From Mohit Durgapal <durgapalmo...@gmail.com>
Subject how to load balance flume
Date Thu, 14 Aug 2014 07:25:34 GMT
I have a requirement where I need to feed push traffic(comma separated
logs) at a very high rate to flume.
I have three concerns:

   1. I am using php to send events to flume through rsyslog. The code I am
   using is :

*openlog("mylogs", LOG_NDELAY, LOG_LOCAL2);
   syslog(LOG_INFO, "aaid,bid,cid,info1,info2,....");

   I want to add some fields as headers in the above event  log "
   *aaid,bid,cid,info1,info2,....*"  , I don't see any function in php
   where I could add headers for some fields so that I can take some action
   based on just the headers without opening the complete msg.
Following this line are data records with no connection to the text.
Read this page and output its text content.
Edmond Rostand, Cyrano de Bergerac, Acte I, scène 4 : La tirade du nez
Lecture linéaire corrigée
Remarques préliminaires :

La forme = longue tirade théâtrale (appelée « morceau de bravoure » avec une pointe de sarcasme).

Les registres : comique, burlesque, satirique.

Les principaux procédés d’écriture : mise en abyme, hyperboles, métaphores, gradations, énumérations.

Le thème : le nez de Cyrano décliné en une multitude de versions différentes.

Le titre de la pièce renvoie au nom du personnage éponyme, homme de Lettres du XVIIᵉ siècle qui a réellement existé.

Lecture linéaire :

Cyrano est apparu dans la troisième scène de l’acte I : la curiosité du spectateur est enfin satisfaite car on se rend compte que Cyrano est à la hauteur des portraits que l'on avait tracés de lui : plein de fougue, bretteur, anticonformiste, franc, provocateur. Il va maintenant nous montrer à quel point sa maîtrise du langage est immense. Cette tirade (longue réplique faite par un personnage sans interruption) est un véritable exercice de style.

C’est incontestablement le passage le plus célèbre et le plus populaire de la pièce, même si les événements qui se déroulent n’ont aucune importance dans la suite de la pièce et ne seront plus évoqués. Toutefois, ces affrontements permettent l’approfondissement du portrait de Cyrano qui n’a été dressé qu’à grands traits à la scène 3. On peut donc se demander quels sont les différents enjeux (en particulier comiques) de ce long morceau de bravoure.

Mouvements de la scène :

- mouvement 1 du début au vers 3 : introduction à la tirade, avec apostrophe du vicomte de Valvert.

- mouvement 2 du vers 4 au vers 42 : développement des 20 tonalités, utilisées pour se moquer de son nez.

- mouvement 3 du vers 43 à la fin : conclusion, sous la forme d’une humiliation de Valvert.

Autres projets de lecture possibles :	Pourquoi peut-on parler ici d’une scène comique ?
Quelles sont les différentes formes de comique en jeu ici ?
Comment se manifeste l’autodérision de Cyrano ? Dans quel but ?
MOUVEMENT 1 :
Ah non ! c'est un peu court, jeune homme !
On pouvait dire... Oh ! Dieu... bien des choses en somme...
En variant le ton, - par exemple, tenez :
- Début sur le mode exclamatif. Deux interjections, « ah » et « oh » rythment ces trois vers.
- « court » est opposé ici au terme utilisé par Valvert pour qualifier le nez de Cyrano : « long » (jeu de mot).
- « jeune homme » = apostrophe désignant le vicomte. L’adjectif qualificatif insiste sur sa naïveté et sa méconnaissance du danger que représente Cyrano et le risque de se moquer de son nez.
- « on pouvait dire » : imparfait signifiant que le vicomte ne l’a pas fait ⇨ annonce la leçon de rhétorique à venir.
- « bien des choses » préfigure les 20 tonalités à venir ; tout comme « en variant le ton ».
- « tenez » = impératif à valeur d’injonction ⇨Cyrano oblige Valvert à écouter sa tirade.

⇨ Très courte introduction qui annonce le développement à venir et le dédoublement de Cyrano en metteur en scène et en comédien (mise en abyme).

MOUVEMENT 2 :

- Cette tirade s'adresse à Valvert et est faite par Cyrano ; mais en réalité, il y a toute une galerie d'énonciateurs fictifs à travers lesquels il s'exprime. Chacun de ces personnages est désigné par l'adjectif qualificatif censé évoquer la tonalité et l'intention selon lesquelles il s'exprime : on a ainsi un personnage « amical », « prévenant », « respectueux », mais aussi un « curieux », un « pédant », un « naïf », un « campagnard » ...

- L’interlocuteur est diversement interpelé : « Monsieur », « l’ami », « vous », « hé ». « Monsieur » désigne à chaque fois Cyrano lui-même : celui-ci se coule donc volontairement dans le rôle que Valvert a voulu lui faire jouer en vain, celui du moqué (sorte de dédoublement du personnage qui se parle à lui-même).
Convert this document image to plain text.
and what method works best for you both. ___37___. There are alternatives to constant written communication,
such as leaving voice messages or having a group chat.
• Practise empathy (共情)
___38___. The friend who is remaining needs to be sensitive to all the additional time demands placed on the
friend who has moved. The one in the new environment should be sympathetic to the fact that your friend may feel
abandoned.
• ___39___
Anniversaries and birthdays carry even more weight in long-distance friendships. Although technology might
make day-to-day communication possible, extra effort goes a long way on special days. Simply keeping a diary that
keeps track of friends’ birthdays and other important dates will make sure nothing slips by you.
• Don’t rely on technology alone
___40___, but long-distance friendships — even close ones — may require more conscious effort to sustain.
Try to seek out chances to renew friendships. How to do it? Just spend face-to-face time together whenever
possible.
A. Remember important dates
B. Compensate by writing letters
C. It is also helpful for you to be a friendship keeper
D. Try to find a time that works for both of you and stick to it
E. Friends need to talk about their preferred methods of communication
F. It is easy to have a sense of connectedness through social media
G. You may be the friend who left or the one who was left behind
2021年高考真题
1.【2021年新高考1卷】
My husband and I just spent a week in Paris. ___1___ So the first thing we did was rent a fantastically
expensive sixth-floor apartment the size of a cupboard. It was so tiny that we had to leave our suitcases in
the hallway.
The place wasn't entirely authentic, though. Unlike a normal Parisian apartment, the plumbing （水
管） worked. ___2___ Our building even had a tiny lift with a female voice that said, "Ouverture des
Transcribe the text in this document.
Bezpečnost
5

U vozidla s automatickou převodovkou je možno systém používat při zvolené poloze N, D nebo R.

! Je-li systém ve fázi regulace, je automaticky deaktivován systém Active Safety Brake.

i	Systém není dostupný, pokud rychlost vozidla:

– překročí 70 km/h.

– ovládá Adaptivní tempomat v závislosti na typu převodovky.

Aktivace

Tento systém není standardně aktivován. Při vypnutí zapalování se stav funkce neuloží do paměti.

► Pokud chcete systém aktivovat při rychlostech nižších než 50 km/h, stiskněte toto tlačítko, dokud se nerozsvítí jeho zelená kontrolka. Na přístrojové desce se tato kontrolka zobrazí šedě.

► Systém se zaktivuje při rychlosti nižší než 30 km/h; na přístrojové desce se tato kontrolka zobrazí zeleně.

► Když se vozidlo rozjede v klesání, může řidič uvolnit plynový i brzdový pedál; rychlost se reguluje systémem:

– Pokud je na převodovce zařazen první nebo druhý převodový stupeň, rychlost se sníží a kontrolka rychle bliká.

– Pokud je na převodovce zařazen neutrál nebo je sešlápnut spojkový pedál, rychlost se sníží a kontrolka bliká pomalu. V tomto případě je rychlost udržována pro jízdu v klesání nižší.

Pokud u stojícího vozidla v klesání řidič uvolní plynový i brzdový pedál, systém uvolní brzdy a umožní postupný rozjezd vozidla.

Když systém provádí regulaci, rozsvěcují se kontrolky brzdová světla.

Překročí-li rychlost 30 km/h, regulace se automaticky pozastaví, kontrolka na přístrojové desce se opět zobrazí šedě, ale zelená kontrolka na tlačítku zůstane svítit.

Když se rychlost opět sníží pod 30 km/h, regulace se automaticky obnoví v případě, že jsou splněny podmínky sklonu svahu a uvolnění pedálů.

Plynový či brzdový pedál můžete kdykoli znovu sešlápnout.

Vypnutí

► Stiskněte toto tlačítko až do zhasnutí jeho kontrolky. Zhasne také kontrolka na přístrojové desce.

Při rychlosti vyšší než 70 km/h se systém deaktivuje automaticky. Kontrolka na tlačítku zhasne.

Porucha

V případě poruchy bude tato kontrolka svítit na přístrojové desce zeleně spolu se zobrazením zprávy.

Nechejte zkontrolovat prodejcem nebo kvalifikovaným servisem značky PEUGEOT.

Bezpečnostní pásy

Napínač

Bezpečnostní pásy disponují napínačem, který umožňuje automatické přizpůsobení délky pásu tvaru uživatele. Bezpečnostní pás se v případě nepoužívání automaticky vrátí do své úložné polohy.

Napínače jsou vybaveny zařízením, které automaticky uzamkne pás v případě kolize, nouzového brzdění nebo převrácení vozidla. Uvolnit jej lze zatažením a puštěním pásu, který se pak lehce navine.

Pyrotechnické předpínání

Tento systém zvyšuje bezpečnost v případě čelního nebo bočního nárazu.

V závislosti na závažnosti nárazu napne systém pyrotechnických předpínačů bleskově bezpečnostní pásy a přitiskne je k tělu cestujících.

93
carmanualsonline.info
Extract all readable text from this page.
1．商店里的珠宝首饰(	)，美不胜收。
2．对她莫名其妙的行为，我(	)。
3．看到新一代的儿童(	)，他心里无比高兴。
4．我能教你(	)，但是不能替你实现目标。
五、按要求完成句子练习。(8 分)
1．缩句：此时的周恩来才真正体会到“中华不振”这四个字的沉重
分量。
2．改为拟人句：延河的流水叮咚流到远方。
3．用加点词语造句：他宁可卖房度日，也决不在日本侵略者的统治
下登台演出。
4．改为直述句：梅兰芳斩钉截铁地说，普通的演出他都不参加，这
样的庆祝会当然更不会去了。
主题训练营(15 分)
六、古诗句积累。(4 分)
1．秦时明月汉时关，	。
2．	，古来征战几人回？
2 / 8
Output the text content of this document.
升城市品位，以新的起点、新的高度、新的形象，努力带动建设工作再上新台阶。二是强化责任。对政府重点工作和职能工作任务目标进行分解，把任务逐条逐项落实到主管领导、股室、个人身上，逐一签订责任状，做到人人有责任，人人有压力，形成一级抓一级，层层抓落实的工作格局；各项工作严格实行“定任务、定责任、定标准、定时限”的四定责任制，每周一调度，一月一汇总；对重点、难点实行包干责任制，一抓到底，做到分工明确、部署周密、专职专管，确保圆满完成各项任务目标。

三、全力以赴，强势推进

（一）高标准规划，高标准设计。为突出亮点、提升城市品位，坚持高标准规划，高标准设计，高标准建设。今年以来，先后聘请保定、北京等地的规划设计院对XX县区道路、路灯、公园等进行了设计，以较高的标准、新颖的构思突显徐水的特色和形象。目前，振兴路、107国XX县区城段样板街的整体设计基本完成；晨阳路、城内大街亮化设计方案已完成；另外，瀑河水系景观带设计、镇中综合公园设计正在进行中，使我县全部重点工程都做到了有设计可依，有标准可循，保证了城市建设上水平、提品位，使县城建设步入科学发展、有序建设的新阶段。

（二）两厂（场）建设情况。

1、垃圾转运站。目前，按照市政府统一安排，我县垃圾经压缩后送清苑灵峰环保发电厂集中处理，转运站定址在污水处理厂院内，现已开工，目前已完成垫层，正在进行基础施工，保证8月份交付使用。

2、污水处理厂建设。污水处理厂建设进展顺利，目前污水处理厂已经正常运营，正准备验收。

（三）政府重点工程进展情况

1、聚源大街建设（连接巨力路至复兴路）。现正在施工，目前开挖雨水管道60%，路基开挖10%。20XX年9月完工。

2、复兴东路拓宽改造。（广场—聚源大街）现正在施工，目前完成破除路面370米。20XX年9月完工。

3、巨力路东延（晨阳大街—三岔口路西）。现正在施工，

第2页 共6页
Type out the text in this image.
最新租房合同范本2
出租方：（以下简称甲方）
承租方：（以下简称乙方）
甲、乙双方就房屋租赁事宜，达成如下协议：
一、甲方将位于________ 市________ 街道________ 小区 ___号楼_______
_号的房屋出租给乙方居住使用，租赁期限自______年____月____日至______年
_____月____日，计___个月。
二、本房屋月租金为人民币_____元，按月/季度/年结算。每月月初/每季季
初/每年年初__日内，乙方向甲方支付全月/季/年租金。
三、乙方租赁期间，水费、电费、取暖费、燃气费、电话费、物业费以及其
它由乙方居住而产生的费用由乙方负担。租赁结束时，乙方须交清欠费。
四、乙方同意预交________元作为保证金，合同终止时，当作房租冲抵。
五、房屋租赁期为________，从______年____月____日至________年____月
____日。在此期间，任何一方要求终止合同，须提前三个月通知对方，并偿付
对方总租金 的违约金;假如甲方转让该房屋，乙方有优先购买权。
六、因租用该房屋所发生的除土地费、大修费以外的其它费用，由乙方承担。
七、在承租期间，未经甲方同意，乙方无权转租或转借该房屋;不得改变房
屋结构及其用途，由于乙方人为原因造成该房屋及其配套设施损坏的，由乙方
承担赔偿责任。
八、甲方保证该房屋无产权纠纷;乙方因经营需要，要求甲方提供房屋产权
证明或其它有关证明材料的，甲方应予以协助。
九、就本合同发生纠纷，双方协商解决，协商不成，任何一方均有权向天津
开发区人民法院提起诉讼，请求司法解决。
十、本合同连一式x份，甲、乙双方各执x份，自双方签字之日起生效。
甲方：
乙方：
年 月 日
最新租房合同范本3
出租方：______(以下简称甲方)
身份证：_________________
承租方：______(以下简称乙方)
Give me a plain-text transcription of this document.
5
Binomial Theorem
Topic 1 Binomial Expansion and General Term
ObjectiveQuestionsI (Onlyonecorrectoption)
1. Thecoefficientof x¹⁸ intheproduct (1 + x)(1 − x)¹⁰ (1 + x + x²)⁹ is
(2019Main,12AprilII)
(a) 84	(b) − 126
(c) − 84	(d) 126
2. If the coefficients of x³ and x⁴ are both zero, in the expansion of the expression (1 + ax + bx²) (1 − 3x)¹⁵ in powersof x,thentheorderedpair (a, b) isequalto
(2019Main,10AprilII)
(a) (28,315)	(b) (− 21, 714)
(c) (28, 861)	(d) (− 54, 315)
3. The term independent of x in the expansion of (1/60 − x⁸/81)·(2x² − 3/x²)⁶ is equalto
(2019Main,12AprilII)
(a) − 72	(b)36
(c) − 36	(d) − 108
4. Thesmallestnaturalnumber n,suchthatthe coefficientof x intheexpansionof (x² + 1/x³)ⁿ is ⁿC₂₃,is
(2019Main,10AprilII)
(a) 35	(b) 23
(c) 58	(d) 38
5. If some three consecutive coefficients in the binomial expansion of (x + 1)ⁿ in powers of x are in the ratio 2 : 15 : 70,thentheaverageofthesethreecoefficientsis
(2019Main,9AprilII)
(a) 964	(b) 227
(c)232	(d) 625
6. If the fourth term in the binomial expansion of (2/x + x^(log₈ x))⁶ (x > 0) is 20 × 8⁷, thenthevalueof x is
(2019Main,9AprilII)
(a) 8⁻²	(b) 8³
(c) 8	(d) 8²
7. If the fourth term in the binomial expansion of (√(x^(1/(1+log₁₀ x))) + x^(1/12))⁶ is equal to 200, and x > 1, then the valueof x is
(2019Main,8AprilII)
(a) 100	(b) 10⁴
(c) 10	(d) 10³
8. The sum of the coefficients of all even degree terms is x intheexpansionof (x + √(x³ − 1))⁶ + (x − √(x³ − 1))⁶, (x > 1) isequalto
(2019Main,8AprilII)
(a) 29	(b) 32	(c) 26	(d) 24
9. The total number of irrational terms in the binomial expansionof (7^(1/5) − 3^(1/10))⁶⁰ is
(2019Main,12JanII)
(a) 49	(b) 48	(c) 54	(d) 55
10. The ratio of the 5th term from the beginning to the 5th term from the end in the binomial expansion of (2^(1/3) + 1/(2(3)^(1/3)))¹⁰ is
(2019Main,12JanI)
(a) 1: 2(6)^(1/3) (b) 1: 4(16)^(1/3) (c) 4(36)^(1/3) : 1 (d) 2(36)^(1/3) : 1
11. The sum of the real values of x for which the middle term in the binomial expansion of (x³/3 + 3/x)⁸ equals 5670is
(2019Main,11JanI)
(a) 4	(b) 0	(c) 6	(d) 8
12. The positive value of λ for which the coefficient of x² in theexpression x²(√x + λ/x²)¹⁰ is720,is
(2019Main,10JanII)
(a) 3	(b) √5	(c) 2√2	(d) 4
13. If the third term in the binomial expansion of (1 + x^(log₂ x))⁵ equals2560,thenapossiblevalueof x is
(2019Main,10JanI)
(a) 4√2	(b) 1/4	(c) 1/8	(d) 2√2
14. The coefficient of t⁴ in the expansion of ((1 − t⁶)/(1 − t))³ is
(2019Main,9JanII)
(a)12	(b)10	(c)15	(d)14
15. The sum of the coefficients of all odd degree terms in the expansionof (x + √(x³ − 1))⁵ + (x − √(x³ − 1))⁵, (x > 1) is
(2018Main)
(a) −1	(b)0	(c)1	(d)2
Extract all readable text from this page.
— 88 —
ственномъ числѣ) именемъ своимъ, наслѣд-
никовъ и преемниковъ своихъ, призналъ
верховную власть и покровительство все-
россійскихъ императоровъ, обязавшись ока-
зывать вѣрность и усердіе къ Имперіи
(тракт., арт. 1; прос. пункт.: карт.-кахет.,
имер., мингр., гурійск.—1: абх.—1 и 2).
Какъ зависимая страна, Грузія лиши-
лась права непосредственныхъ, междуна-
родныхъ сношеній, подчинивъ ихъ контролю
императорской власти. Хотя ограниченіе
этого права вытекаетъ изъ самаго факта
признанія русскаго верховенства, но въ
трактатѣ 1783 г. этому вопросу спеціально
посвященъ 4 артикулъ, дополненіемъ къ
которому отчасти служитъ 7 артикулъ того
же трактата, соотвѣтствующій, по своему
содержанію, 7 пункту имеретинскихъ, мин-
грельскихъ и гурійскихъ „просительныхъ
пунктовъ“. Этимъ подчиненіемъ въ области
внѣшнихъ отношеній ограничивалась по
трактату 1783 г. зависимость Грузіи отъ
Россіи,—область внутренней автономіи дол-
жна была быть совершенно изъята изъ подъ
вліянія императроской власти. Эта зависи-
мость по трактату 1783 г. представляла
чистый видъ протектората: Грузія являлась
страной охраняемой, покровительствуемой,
   2. How to load balance the trafffic. I want the logger to forward the
   logs to the load balancer and then the load balancer to choose a flume
   node(based on various factors like current load, cpu utilization) and also
   handle failures(divert traffic if a flume node goes down).

    I looked at the flume based load balancer but it provides just two
   options: Round Robin and Random load balancing. Any ideas as to how I could
   do this load balancing with failure detection and handling would be very

   3. I want to update a cache in real-time from flume(using interceptor).
   I want a hashing based approach to divert certain traffic(based on a field
   or header in log) to certain nodes, so that one node is responsible for
   updating rows with keys under same hash bucket. This is to avoid row level

I hope I have explained my requirements well enough for everyone to
understand. But If it's not as clear as I think, please let me know.